Pur essendo oggi al potere Christian Stocker e il suo Partito Popolare Austriaco (ÖVP, centro-destra), Hickl e il suo partito mantengono sempre un peso specifico importante.

Andrej Plenković, Croazia

Non propriamente un neoeletto – è premier dal 2016 – Andrej Plenković è il leader dell’Unione Democratica Croata (HDZ), partito di centro-destra che a maggio 2024 ha stretto un’alleanza con il partito nazionalista di estrema destra Movimento per la Patria (Domovinski Pokret, DP).

Virando più decisamente a destra, Plenkovic ha iniziato a sostenere misure più severe in materia di immigrazione e a escludere gli esponenti del partito della minoranza serba dal governo. La sua visione, però, è e resta europeista.

Giorgia Meloni, Italia

La premier italiana Giorgia Meloni è cresciuta e cambiata tanto rispetto agli albori della sua carriera politica, quando a 19 anni entrò in Azione Giovani, movimento giovanile di Alleanza Nazionale (AN). Da quando è diventata Presidente del Consiglio, nel 2022, Meloni ha abbandonato posizioni più euroscettiche per aprirsi alla “collaborazione” con l’UE, sostenendo il Patto di Stabilità rivisto e negoziando i fondi del PNRR (Piano di Ripresa e Resilienza, ndr) senza scontrarsi frontalmente con la Commissione Europea.

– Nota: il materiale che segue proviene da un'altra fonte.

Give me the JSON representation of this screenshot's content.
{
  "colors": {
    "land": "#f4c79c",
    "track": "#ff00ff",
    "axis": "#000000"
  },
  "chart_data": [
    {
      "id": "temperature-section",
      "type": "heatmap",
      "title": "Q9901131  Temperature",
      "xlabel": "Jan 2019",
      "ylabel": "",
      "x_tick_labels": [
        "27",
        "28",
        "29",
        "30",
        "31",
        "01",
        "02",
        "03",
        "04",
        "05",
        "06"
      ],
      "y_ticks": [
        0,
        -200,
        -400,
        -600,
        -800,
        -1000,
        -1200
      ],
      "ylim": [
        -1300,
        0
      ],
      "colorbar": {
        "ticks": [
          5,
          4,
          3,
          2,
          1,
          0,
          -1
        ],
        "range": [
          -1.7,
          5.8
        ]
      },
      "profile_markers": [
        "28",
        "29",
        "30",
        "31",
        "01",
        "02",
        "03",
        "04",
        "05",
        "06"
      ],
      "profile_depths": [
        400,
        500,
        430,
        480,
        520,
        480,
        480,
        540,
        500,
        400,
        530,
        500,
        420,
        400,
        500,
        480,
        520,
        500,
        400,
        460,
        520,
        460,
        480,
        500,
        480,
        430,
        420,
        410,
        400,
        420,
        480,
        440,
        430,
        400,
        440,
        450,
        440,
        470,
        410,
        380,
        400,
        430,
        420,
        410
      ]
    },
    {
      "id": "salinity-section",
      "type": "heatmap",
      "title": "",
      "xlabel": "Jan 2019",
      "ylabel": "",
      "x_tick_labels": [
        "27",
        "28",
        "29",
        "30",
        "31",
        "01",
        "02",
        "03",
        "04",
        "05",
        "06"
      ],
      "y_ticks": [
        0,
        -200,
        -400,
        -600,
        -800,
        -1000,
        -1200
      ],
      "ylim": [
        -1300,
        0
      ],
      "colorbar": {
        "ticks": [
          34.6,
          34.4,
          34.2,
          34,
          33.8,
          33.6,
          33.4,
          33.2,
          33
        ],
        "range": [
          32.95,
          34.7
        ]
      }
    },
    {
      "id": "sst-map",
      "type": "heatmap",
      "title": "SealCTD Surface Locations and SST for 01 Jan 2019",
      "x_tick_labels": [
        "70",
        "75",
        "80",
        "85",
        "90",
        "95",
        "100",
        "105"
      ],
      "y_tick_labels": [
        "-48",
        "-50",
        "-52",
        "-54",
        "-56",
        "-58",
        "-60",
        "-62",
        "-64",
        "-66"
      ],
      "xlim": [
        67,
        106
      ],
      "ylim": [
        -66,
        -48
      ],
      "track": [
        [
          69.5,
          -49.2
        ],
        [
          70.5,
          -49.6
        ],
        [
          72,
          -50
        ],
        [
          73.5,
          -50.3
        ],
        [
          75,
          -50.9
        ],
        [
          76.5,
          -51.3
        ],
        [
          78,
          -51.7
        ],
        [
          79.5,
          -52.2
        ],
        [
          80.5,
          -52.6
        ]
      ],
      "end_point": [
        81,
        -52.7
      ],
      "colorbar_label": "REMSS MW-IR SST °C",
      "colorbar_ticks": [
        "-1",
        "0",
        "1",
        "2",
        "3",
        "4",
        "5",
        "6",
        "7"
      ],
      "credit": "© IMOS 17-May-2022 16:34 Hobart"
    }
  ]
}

Sull’immigrazione è passata da una linea durissima zero immigrati alla firma di accordi bilaterali (es. con Tunisia e Albania) per gestire i flussi migratori, puntando sulla cooperazione internazionale e non sul blocco navale. Ad oggi, pur provenendo da un humus politico di estrema destra, la premier si propone come esponente “presentabile” e gradita all’estabilishment europeo, e non solo.

Nel mondo, l’estrema destra ha anche tanti altri esponenti la cui presenza è ormai consolidata, come Viktor Orban in Ungheria e Benjamin Netanyahu in Israele, ma la tendenza è sempre la stessa: in tempi di crisi internazionali, conflitti e incertezze, le popolazioni avvertono sempre lo stesso, viscerale, bisogno: affidarsi a uomini (e donne) dall’immagine forte e di forti valori nazionalisti e identitari. Illudendosi che li possano liberare dal male.